Film | Nummer 489 - März 2015

Jia Zhang-ke, ein Mann aus Fenyang

Der Brasilianer Salles gibt mit filmografischen Elementen einen künstlerischen Einblick in das Lebenswerk des chinesischen Regisseurs Jia Zhang-ke

Claudia Fix

Walter Salles ist einer der bekanntesten und erfolgreichsten brasilianischen Regisseure, der mit Die Reise des jungen Che 2003 auch an internationalen Kinokassen einen Erfolg erzielte. Sein bekanntestes Werk in Brasilien ist Central do Brasil von 1998, prämiert mit zwei Goldenen Bären sowie einem Golden Globe und zweifach für einen Oscar nominiert. In diesem Jahr wurde Walter Salles mit seinem Dokumentarfilm Jia Zhang-ke, ein Mann aus Fenyang auf die Berlinale eingeladen. Die Dokumentation ist eine filmische Hommage an den wohl bekanntesten chinesischen Regisseur, dessen letzter Spielfilm A touch of sin auch in deutschen Kinos lief, aber in China nicht gezeigt werden darf.

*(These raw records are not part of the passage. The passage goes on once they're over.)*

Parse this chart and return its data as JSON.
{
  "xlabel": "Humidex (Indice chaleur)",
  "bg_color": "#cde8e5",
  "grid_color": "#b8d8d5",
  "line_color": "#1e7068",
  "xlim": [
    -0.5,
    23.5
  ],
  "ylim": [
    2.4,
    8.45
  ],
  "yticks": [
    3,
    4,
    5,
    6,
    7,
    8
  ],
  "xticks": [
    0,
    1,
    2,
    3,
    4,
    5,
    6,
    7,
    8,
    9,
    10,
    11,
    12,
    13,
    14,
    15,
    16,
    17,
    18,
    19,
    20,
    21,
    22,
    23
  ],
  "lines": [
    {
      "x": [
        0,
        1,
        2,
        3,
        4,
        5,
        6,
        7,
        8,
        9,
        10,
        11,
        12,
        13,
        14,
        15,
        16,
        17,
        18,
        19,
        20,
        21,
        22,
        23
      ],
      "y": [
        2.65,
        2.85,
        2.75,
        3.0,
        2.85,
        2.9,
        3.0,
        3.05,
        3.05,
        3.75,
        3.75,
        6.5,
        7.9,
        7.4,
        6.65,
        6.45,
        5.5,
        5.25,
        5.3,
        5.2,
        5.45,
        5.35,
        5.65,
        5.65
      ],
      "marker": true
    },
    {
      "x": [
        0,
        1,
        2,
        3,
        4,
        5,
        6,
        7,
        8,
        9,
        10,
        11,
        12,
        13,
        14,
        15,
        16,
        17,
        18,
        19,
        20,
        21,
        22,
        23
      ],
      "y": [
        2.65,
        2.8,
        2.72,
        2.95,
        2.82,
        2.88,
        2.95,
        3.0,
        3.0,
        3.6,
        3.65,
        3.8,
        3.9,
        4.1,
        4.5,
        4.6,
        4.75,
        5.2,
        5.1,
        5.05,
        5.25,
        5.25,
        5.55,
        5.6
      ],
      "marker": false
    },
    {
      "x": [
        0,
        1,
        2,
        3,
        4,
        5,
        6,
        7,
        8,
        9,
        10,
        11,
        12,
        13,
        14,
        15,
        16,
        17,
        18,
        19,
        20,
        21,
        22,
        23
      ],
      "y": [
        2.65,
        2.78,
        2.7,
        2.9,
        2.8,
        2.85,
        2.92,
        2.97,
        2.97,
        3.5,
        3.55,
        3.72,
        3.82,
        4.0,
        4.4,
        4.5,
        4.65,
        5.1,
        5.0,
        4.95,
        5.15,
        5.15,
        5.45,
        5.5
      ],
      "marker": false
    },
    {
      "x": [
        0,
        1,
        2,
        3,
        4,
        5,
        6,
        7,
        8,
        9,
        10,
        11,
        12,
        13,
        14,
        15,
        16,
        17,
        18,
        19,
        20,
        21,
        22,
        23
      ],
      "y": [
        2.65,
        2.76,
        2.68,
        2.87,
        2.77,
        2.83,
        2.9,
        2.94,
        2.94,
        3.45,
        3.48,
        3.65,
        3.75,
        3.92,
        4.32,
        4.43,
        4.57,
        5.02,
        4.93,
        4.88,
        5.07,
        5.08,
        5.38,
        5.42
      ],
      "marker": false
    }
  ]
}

Es ist erst der zweite Dokumentarfilm von Walter Salles, nach dem sechsminütigen Kurzfilm Castanha e Caju contra o encouraçado Titanic über zwei traditionelle Musiker aus Recife, der sich durch seine Filmografie noch zusätzlich heraushebt.

Ganz unspektakulär beginnt Salles das Porträt mit einem Zitat von Jia Zhang-ke, mit einem langen Gang über eine heute nahezu unbelebte Straße, die in dem Film Plattform eine wichtige Rolle spielte. Langsam, ganz langsam taucht der Film gleichermaßen in das Leben wie in die Filmografie von Jia Zhang-ke ein. Er nimmt uns mit in das Elternhaus des chinesischen Regisseurs, ein ehemaliges Gefängnis mit halbmeterdicken Mauern, das in einem der alten Viertel von Fenyang liegt. Und er lässt Jia Zhang-ke erzählen von seiner Kindheit und Jugend, den Erfahrungen mit Armut und Hunger, dem Apfelbaum im Hof und der Bücherwand in seinem Elternhaus, und, gegen Ende, auch von den Erfahrungen seines belesenen, Tagebuch schreibenden Vaters während der Kulturrevolution. Immer wieder werden die aktuellen Bilder der besuchten Lebensstationen oder Drehorte, die Interviews mit dem Regisseur, mit seiner wichtigsten Schauspielerin und anderen Mitarbeiter*innen gegengeschnitten mit Szenen aus seinen Filmen. Ganz allmählich entfaltet sich so nicht nur ein Porträt des Regisseurs, der auf berührende und gleichzeitig unaufdringliche Weise seine in den Filmen eingefangenen Emotionen mit uns teilt, sondern auch ein Bild des modernen Chinas, das nicht gesehen werden soll. Und wie unbeabsichtigt drängen sich Parallelen zwischen den beiden neuen Wirtschaftsmächten Brasilien und China auf: Die apokalyptischen Bilder vom Bau des Drei-Schluchten-Staudamms – eine Vision der Zukunft in Belo Monte und Tapajós?

Auch wenn er nicht prämiert wurde, ist Salles mit diesem Dokumentarfilm ein kleines Meisterwerk gelungen, das kongeniale Porträt eines außergewöhnlichen Regisseurs und Menschen, das gleichzeitig überraschende Einblicke in die Vergangenheit und Gegenwart von China bietet.